Basically the message is this. Clean up, get a job, and learn some music theory. If you are really good you might just need to get a job in order to pay for a better instrument and a few new threads to impress the ladies with. After all, we do it for the love of the crowd.
Not all street performers suck though, when they aren’t doped up and/or drunk some can actually sing a pretty melody. Next time you see a friendly homeless person who looks like they were just let out of the drunk tank, ask them to sing you a song. You might just discover that past the feces and urine smell of someone who hasn’t showered for weeks there lays the next Frank Sinatra, or Janis Joplin.
In all seriousness though, homelessness is a tough thing to live through, although even if they are in need it is still no excuse to make horrible music. Rise above and learn to play your instrument, after all what else do you do with your time.
An easy way to alleviate this would be to hire out of job musicians in order to teach the homeless population how to properly play.
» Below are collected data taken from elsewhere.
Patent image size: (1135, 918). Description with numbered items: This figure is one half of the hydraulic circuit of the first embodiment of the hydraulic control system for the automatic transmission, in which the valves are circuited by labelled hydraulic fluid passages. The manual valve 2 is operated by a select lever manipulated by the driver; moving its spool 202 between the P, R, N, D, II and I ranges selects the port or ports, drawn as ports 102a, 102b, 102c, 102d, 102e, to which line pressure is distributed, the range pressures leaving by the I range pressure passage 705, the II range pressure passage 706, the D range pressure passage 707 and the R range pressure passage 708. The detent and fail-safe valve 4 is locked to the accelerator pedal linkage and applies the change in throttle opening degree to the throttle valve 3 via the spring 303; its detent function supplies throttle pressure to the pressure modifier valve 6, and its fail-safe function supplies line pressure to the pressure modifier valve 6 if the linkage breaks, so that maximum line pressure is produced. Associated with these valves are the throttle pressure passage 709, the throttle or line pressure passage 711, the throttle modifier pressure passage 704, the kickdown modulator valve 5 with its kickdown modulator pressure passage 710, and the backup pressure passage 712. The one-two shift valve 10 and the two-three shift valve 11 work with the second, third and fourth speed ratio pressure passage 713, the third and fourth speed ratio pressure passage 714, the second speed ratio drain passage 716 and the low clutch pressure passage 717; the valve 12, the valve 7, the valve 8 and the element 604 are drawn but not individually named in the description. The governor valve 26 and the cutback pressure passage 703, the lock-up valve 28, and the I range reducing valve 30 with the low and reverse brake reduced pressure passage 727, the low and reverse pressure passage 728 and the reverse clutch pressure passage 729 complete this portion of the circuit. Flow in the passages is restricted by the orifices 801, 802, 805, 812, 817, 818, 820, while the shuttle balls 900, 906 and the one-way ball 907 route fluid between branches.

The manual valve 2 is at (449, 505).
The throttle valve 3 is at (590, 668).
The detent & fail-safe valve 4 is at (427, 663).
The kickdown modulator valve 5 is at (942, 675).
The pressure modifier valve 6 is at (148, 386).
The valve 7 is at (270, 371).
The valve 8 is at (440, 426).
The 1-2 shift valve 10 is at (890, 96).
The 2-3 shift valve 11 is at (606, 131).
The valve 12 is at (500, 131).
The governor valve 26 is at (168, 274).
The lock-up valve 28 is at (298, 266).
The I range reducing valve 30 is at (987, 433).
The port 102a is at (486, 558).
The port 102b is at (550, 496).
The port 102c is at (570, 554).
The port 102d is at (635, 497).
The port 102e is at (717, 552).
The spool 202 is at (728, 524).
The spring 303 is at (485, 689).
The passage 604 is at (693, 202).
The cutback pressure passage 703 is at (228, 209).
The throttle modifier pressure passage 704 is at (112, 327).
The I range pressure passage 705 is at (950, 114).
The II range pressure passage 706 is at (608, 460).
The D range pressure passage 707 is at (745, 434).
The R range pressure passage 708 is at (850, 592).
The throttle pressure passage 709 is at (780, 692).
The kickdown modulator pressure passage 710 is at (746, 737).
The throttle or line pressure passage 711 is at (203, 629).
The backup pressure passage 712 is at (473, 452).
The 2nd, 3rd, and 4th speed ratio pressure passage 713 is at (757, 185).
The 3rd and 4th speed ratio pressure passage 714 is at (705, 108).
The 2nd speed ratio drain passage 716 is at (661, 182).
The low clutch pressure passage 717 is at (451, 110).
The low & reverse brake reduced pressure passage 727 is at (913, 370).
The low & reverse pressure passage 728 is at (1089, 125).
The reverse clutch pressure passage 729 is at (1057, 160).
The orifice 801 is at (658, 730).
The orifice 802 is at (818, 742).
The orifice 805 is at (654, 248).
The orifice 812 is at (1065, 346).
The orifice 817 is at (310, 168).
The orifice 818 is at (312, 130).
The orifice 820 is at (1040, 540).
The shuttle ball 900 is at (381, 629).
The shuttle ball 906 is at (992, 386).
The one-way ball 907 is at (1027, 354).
Parks will be filled with the crack-heads of yesteryear disemboweling you with beautiful picking from the likes of Mozart, Bach, My Chemical Romance, and Sublime.
Not only would we be giving musicians who are in danger of becoming homeless the jobs that they need to survive, but we’d be giving homeless people the hope to one day become musicians who will be teaching other homeless. Best part about the whole situation is the fact that such harsh living conditions will bring out pieces of the human soul not yet seen or heard, but now able to be explored by everyone willing to lend an ear.
This deep music will make the youth listen and pay attention, grabbing just enough of them to awaken to the harsh truths of the world. This will be a turning point in their life’s, some of them might one day even become homeless, or as we like to call them: Aspiring Musicians.